In fiscal year 2005, the federal government will spend more than $70 billion on financial aid without clearly knowing what that money will produce.
Over the last half century, federal aid to students has created unintended consequences: skyrocketing tuition and more red tape for colleges and universities. With the Higher Education Act coming up for reauthorization this year, Congress should use this opportunity to examine more efficient ways of funding higher education.
The last decade has been marked by rapidly increasing federal aid and ballooning tuition. In current dollars, money for Pell grants — federal grants to less affluent students — rose from less than $5 billion in 1996 to more than $12.8 billion in 2005.
In addition, federal Perkins loans — low interest federally guaranteed loans to roughly the same group that is eligible for Pell grants — rose in current dollars from $892 million in 1993 to $1.3 billion in 2004. The Federal Direct Student Loan Program and Federal Family Educational Loans went from a combined $12.5 billion in 1993 to $52.2 billion in 2004. Tax credits and deductions will add another $9 billion in 2005.
Not surprisingly, this massive influx of student aid has been accompanied by a substantial increase in tuition. In the 10-year period ending in 2004, tuition and fees at public colleges and universities rose 47 percent, adjusting for inflation. At private colleges, they rose 42 percent.
And the trend is continuing. Average tuition and fees for in-state students at four-year public colleges and universities rose 10.5 percent in 2004-05 to $5,132. This marked the fourth straight year where tuition and fees rose by more than 5 percent in inflation-adjusted dollars at public four-year institutions. Private school tuition and fees rose by 6 percent in the same period to $20,082.
Anyone who has taken a remedial economics course knows that if you subsidize something, more people want it. This increase in demand will push up the price. Former Secretary of Education William Bennett recognized this in 1987 when he argued that increases in federal aid have “enabled colleges and universities to blithely raise their tuitions, confident that federal loan subsidies would help cushion the increase.”
The U.S. government has helped to create a cycle where federal aid results in increased tuition, leading to political pressure to further increase aid. This in turn leads to higher tuitions.

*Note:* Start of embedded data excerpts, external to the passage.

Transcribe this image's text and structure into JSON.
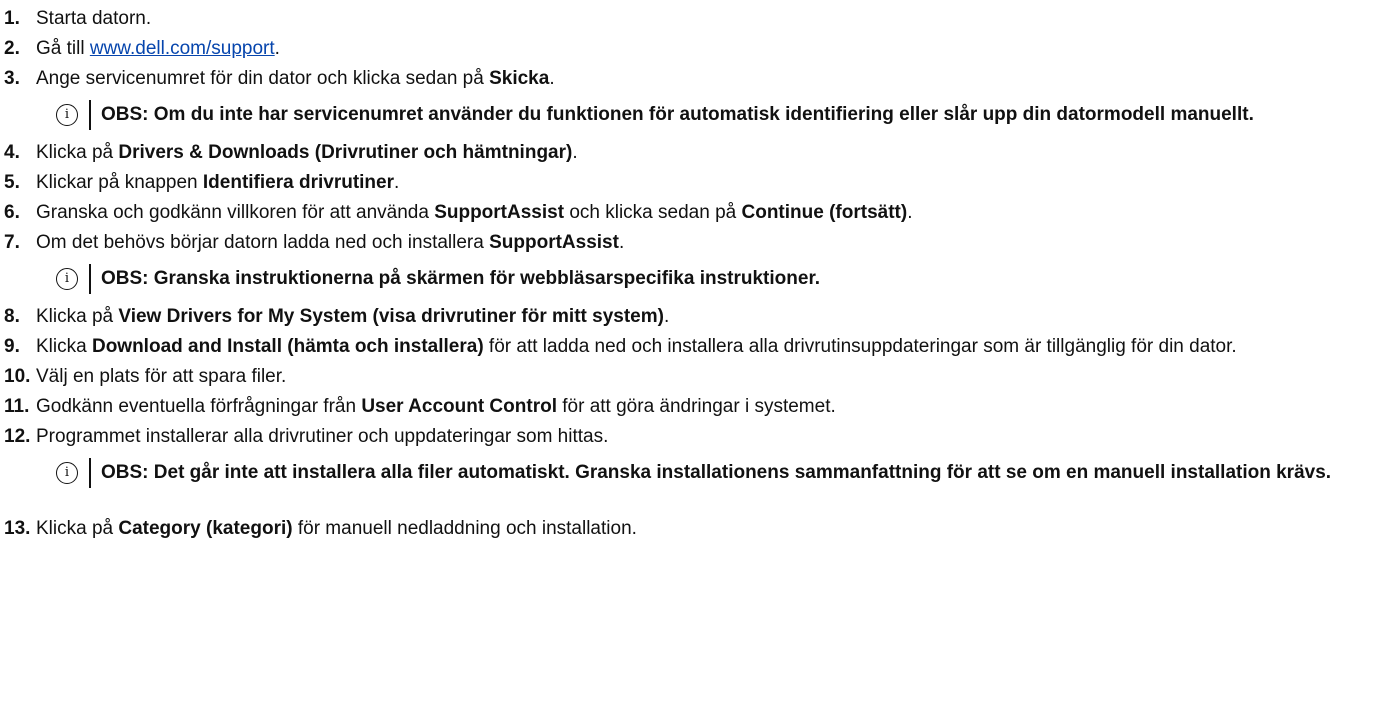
{
  "steps": [
    {
      "num": "1.",
      "parts": [
        {
          "t": "Starta datorn."
        }
      ]
    },
    {
      "num": "2.",
      "parts": [
        {
          "t": "Gå till "
        },
        {
          "t": "www.dell.com/support",
          "link": true
        },
        {
          "t": "."
        }
      ]
    },
    {
      "num": "3.",
      "parts": [
        {
          "t": "Ange servicenumret för din dator och klicka sedan på "
        },
        {
          "t": "Skicka",
          "b": true
        },
        {
          "t": "."
        }
      ]
    },
    {
      "num": "4.",
      "parts": [
        {
          "t": "Klicka på "
        },
        {
          "t": "Drivers & Downloads (Drivrutiner och hämtningar)",
          "b": true
        },
        {
          "t": "."
        }
      ]
    },
    {
      "num": "5.",
      "parts": [
        {
          "t": "Klickar på knappen "
        },
        {
          "t": "Identifiera drivrutiner",
          "b": true
        },
        {
          "t": "."
        }
      ]
    },
    {
      "num": "6.",
      "parts": [
        {
          "t": "Granska och godkänn villkoren för att använda "
        },
        {
          "t": "SupportAssist",
          "b": true
        },
        {
          "t": " och klicka sedan på "
        },
        {
          "t": "Continue (fortsätt)",
          "b": true
        },
        {
          "t": "."
        }
      ]
    },
    {
      "num": "7.",
      "parts": [
        {
          "t": "Om det behövs börjar datorn ladda ned och installera "
        },
        {
          "t": "SupportAssist",
          "b": true
        },
        {
          "t": "."
        }
      ]
    },
    {
      "num": "8.",
      "parts": [
        {
          "t": "Klicka på "
        },
        {
          "t": "View Drivers for My System (visa drivrutiner för mitt system)",
          "b": true
        },
        {
          "t": "."
        }
      ]
    },
    {
      "num": "9.",
      "parts": [
        {
          "t": "Klicka "
        },
        {
          "t": "Download and Install (hämta och installera)",
          "b": true
        },
        {
          "t": " för att ladda ned och installera alla drivrutinsuppdateringar som är tillgänglig för din dator."
        }
      ]
    },
    {
      "num": "10.",
      "parts": [
        {
          "t": "Välj en plats för att spara filer."
        }
      ]
    },
    {
      "num": "11.",
      "parts": [
        {
          "t": "Godkänn eventuella förfrågningar från "
        },
        {
          "t": "User Account Control",
          "b": true
        },
        {
          "t": " för att göra ändringar i systemet."
        }
      ]
    },
    {
      "num": "12.",
      "parts": [
        {
          "t": "Programmet installerar alla drivrutiner och uppdateringar som hittas."
        }
      ]
    },
    {
      "num": "13.",
      "parts": [
        {
          "t": "Klicka på "
        },
        {
          "t": "Category (kategori)",
          "b": true
        },
        {
          "t": " för manuell nedladdning och installation."
        }
      ]
    }
  ],
  "notes": {
    "note1": "OBS: Om du inte har servicenumret använder du funktionen för automatisk identifiering eller slår upp din datormodell manuellt.",
    "note2": "OBS: Granska instruktionerna på skärmen för webbläsarspecifika instruktioner.",
    "note3": "OBS: Det går inte att installera alla filer automatiskt. Granska installationens sammanfattning för att se om en manuell installation krävs."
  },
  "icons": {
    "info": "info-icon"
  }
}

It is difficult to estimate with laser-guided precision the amount of the increase in tuition due to federal student aid programs. But clearly these programs raise tuition while distorting the choices of individuals, as well as the behavior of educational institutions and state legislatures. The subsidies also reduce the independence of our higher education system by tying colleges up, mummy-like, in red tape.
It therefore makes sense that Congress should reduce the federal government’s role in funding higher education and find better ways to harness market forces to fund college tuitions. To an extent, this is already happening: the private sector is providing a greater percentage of student loans. Nonfederal borrowing has increased from seven percent to 16 percent of education loan volume over the past five years. Nonfederal borrowing reached $11.3 billion in 2003-04, up 39 percent in real terms over the previous year and almost 150 percent in three years. Private loans made up $10.6 billion of these loans.
Still, the private portion of overall student aid is low. A good way to increase private sector help might be to allow for human capital contracts. Nobel laureate economist Milton Friedman suggested using something like this 50 years ago: Anyone who wants to attend college could enter into a contract whereby she would agree to pay a certain percentage of her salary for a specified number of years to investors who would pay her tuition.
It’s worth a shot. This and other market-based systems would be more efficient ways of funding higher education than the car wreck that the federal government has made of college aid.